Parent: What do you mean, ‘It looks like…?’ Wait, are you getting that straight from SparkNotes?!
After some studying in SparkNotes, this student might be able to answer an essay question about theme beautifully on a test or to discuss it convincingly in a book club. But the how of her learning is a bit off. For one, our teacher could probably think of a better question than “What is the theme of To Kill a Mockingbird?” (I once heard a presenter say at an EARCOS conference, “If you can Google the answer, it’s probably time to think of a better question!” There is a lot of truth there!) But the student is also not trying to think about the book in a new, fresh way. There are no risks being taken. She is memorizing the recipe and never actually baking the cake.
Willingness to take risks is easy to identify in its extremest forms like cliff diving or racing at high speeds, but it can be tricky to identify in the context of learning. Public speaking might be a big risk for some while for others it’s no big deal. As a result, accurate identification takes a caring and observant teacher who can identify which kids are truly going out on a limb, and at MAK we are blessed with teachers who truly care.
Seeking the Truth (VFOL: Spiritual Discerner)
Of the four categories listed here for ‘engagement,’ this is probably the trickiest to consider, or worse assess, as a teacher. In many ways this is because teachers don’t truly know what is going on inside a student’s heart! However, where I have seen this characteristic reveal itself in my students is when they begin to think bigger and deeper about course content.

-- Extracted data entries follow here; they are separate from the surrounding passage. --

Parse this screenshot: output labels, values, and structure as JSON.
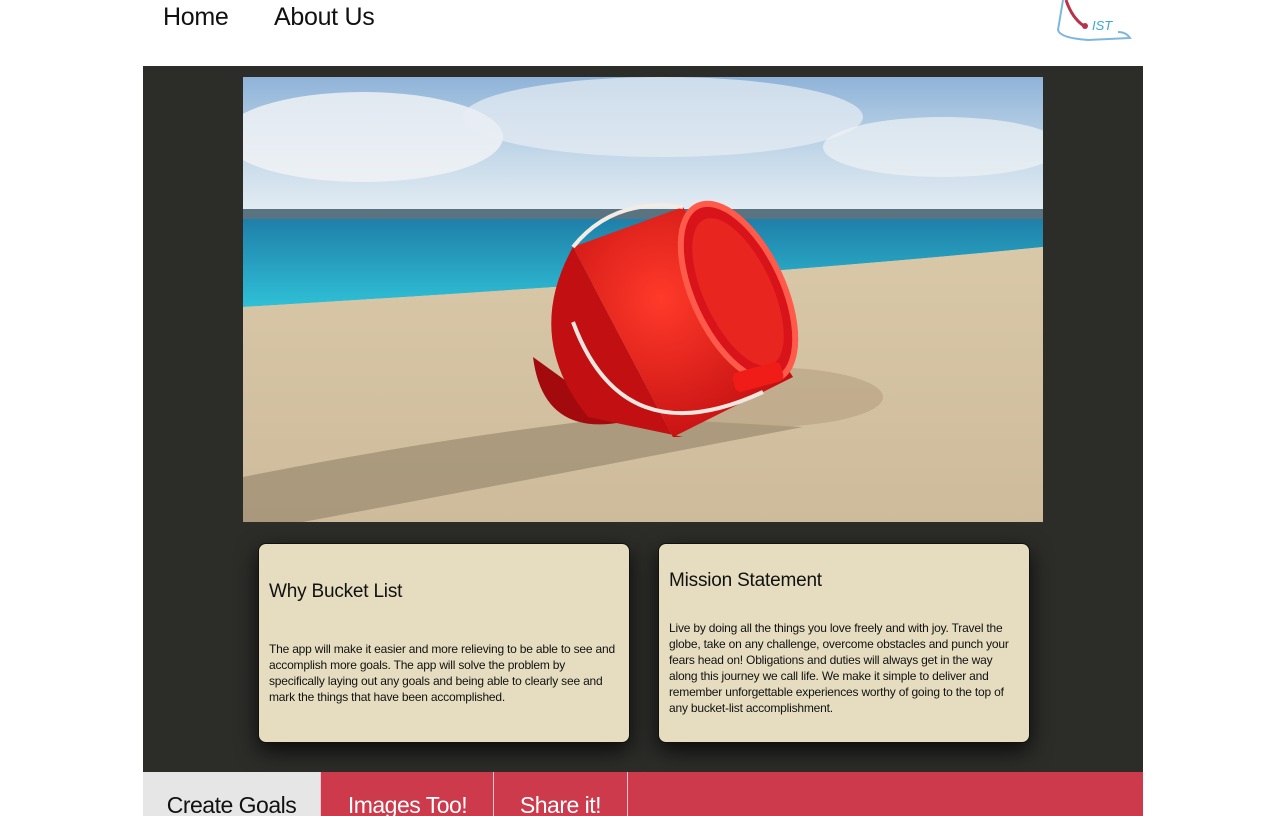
{
  "nav": {
    "home_label": "Home",
    "about_label": "About Us"
  },
  "logo": {
    "text": "IST",
    "icon": "bucket-list-logo-icon"
  },
  "hero": {
    "icon": "beach-bucket-image"
  },
  "cards": [
    {
      "title": "Why Bucket List",
      "body": "The app will make it easier and more relieving to be able to see and accomplish more goals. The app will solve the problem by specifically laying out any goals and being able to clearly see and mark the things that have been accomplished."
    },
    {
      "title": "Mission Statement",
      "body": "Live by doing all the things you love freely and with joy. Travel the globe, take on any challenge, overcome obstacles and punch your fears head on! Obligations and duties will always get in the way along this journey we call life. We make it simple to deliver and remember unforgettable experiences worthy of going to the top of any bucket-list accomplishment."
    }
  ],
  "tabs": {
    "create_label": "Create Goals",
    "images_label": "Images Too!",
    "share_label": "Share it!"
  },
  "colors": {
    "panel": "#2c2c29",
    "card": "#e6ddc0",
    "tab_bar": "#cc3a4c",
    "tab_active": "#e6e6e6"
  }
}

In his book Naming the Elephant, James Sire attempts to define worldview as answers to eight major life questions. Our MAK version of these questions is listed on the poster pictured here, which hangs in each of our high school classrooms. Each of our school’s disciplines is essentially an attempt at exploring one or more of these questions. In math we explore the nature of the world around us. In history we explore the meaning of human history. In Bible we explore right and wrong and what happens to a person after death.
It’s when students begin making these connections – and asking about them – that they finally begin to see education as a pursuit of the Truth. Imagine our previous student passionately arguing in a discussion about how To Kill a Mockingbird reveals what it truly means to be human. That would be excellent evidence of her seeking the Truth.

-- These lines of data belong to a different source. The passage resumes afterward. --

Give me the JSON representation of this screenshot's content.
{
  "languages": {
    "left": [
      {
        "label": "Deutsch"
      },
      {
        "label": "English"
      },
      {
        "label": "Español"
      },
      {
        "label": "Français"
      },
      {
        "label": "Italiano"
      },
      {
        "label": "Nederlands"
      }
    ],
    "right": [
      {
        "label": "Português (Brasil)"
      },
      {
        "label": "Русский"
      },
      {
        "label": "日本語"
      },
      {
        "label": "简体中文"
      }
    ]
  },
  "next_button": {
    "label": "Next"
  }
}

Collaborating (VFOL: Effective Communicator)
According to Forbes, what matters most to modern employers even more than technical knowledge related to their field or industry is “good teamwork, decision-making and communication skills, and the ability to plan and prioritize work.” At MAK we have always valued Effective Communication, spending lots of time on reading, writing, and presenting in elementary and middle school, even requiring a double period of English in middle school. These are foundational. But also essential to being an effective communicator are the soft skills involved in collaboration with a team.
I just walked through the Shark Cafe this morning to see a group of seventh graders using their core knowledge from World Geography to put together a video weather report from Afghanistan. While much of their time was spent on the content, much of it was also spent on problem-solving, assigning tasks, and trying to get it all done on a schedule. These are massively important skills.

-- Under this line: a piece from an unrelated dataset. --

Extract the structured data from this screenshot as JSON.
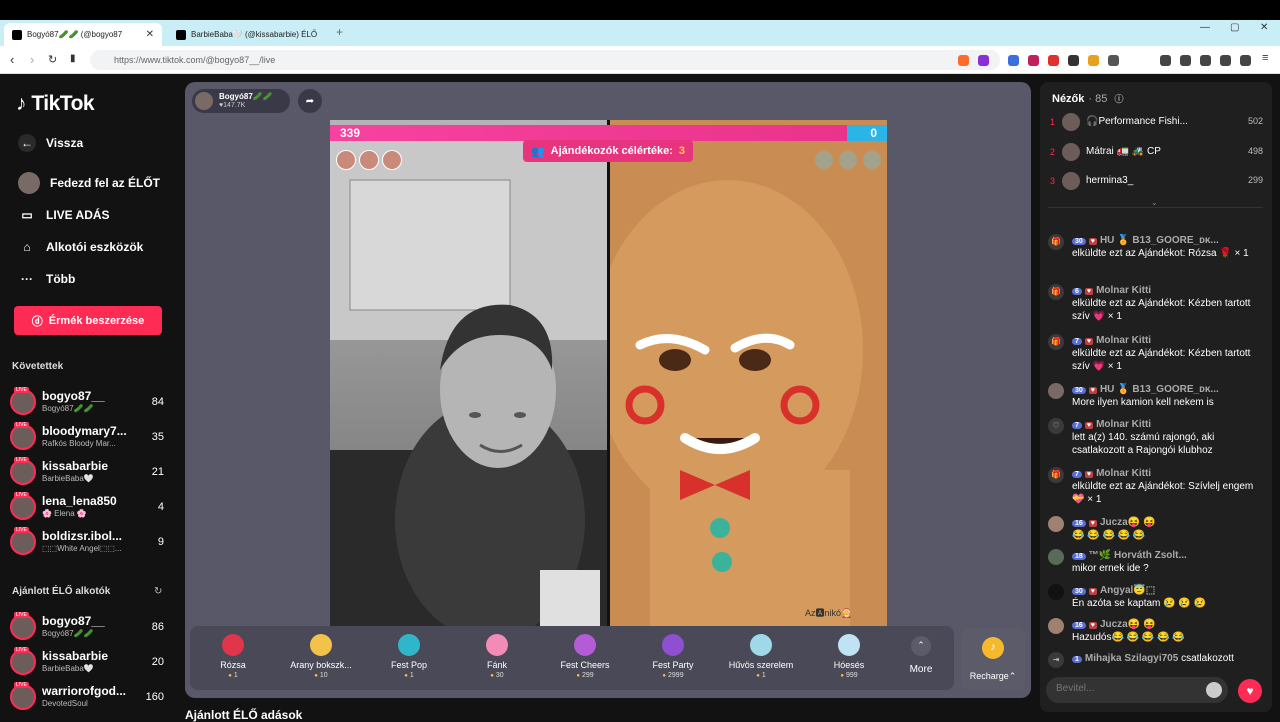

Our teachers understand these skills’ importance. On Wednesday I sat through a discussion on the middle school team about how to best assess this type of collaborative work, looking at a peer assessment rubric, touching on what good collaboration looks like, and considering when it’s best for students to share in the entirety of a project versus share in only the process, not the final product.
By separating these elements of questioning, risk-taking, Truth-seeking, and collaboration out from the singular grade into an engagement grade, I’m confident that we will see an elevation in awareness of their importance among our students.